THE STUDENT BODY is a documentary chronicling Ohio student journalist Bailey Webber's quest to uncover the reasoning behind a state law mandating Body Mass Index (BMI) testing in public schools. When Webber (whose filmmaker father is the movie's producer and director) sees how upset her friend is after receiving a "fat letter" notifying her parents that her BMI falls above the acceptable range, Webber decides to interview educators, health policy experts, physicians, nutritionists, students, and even the Ohio state senator responsible for the bill. In each of her interviews, Webber asks the adults to step on the scale and whether they'd be willing to be screened for their own BMI; not surprisingly, most say no.
Is it any good?
This inspiring documentary follows how one determined high schooler stands up to politicians and school officials to complain about what she considers unnecessary BMI screenings in schools. Although the film acknowledges that obesity is a real national crisis, Webber's stance is that notifying students that they're over or underweight based solely on BMI is unfair and cruel. Despite her obvious (and understandable) bias on the subject, based on her friend's experiences, Webber also speaks to those who support the screenings and believe the notifications could help parents follow up with physicians and nutritionists to address their children's weight issues.

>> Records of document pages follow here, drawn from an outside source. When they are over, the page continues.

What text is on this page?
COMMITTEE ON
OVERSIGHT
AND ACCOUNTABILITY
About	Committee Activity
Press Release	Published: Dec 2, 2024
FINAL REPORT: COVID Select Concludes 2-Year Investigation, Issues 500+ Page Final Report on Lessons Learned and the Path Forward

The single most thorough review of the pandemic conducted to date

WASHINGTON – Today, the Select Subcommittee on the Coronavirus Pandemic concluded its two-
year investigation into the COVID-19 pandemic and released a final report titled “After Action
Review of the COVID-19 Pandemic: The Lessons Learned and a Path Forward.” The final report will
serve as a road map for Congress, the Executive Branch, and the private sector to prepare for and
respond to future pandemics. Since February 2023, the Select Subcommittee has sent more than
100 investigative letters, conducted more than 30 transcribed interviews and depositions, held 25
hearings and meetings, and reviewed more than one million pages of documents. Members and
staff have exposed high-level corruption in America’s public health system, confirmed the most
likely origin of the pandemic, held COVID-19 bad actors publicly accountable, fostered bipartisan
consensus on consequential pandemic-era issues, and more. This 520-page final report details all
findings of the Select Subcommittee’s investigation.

Of course, the majority of The Student Body consists of interviews with those in favor of getting rid of the BMI notification letters, as well as with students and parents who've been hurt by receiving the letters. And a large part of the story involves Webber attempting to track down a particular state senator who refuses to meet with her in person and wants to answer questions via email. Just when you think Webber is going to give up (the senator's staff is obviously frustrated with her persistent demands for face time), she persists and lands the biggest interview of the movie. The film is a tribute to student journalism and the power of investigative reporting, and Webber is clearly a talented young documentarian.
Talk to your kids about ...
What does the movie teach viewers about BMI? Do you think schools should screen for it (like they do for hearing, vision, or scoliosis), or do you think it's something parents should handle privately for their children?
How does the movie tie into issues related to body image? Why is that an important topic for kids and families?
Why is it important to stand up for what you believe in? Have you ever done that? How did it go?
How can you tell which rules should be followed and which might need to be questioned?